The case is pending, a company spokesperson told CNN Business on Wednesday.

Twitter previously fell out with the Ministry of Electronics and Information Technology early last year over accounts the agency wanted removed during a series of farmers’ protests. Twitter complied with some of the requests, but declined to take action against the accounts of journalists, activists or politicians.

Twitter also raised concerns about IT rules last year and said it planned to “advocate for changes to elements of these regulations that impede free, open public conversation.”

In its lawsuit this week, Twitter did not challenge India’s technology law, but said the government’s blocking orders were “disproportionate in several cases,” according to the source.

Indian freedom of speech activists welcomed the move on Tuesday.
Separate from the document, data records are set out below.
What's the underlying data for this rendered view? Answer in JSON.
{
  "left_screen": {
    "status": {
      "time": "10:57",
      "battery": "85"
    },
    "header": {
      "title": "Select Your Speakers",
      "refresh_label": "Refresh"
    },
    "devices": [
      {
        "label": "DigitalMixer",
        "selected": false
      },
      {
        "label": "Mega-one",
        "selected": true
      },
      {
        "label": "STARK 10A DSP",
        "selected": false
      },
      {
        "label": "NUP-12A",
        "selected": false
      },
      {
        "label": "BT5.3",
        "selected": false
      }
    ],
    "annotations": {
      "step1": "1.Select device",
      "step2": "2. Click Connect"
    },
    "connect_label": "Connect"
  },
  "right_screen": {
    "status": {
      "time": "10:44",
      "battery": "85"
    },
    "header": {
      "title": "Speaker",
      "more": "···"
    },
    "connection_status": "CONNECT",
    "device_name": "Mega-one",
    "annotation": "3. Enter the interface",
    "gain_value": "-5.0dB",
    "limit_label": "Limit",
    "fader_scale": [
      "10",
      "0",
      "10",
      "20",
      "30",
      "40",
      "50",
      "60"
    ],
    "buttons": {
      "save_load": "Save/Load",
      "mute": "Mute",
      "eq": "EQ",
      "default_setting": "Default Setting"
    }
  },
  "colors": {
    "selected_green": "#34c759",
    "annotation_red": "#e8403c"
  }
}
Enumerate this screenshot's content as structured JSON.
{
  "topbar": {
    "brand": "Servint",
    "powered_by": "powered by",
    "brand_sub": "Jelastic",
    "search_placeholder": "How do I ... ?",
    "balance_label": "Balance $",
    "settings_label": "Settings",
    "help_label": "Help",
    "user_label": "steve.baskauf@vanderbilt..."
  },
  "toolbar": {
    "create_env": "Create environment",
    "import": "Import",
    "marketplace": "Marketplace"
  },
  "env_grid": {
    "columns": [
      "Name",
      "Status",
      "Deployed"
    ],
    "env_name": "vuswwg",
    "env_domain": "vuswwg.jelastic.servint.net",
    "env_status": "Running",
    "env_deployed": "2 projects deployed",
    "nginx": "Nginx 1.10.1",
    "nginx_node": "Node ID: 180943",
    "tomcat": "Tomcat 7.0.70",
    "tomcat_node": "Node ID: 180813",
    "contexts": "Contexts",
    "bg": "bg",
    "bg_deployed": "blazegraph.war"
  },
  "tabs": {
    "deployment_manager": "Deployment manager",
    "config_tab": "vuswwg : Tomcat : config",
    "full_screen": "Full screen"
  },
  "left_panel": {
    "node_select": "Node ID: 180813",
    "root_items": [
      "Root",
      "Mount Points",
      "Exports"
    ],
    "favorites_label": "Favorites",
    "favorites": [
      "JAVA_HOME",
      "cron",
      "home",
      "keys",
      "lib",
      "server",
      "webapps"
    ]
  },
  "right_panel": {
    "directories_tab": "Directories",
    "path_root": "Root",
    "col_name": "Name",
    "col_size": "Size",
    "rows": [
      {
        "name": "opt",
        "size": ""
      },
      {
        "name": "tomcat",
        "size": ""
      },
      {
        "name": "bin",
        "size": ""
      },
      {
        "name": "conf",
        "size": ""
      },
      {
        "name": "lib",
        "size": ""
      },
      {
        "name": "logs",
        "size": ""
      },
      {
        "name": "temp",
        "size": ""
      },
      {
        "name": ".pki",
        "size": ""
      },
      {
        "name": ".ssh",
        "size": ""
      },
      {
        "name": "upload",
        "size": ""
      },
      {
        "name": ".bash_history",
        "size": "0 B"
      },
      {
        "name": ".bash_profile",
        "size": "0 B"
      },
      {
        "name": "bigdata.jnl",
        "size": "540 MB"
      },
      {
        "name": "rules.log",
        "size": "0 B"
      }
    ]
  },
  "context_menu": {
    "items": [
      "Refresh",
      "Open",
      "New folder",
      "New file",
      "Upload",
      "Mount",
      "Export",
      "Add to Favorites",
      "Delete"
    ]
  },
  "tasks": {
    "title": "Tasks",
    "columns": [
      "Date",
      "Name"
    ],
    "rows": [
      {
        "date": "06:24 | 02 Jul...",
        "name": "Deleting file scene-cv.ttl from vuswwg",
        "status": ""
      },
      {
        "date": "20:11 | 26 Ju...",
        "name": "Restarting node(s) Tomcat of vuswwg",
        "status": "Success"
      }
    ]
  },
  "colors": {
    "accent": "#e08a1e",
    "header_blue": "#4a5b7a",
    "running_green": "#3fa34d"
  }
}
Many of them said last year that they felt frustrated by Twitter’s inability to take a hard line against the government.

Still, some believe the company could have gone further.

“They strongly challenged the orders of the Indian government in these particular cases, instead of challenging the lack of accountability of the Indian government that the IT Act allows,” said Nikhil Pahwa, the Delhi-based founder of technology website MediaNama.

“Twitter had the opportunity to do a lot more and they failed to try to make a meaningful, substantive change,” he added.

— Swati Gupta and Esha Mitra contributed to this report.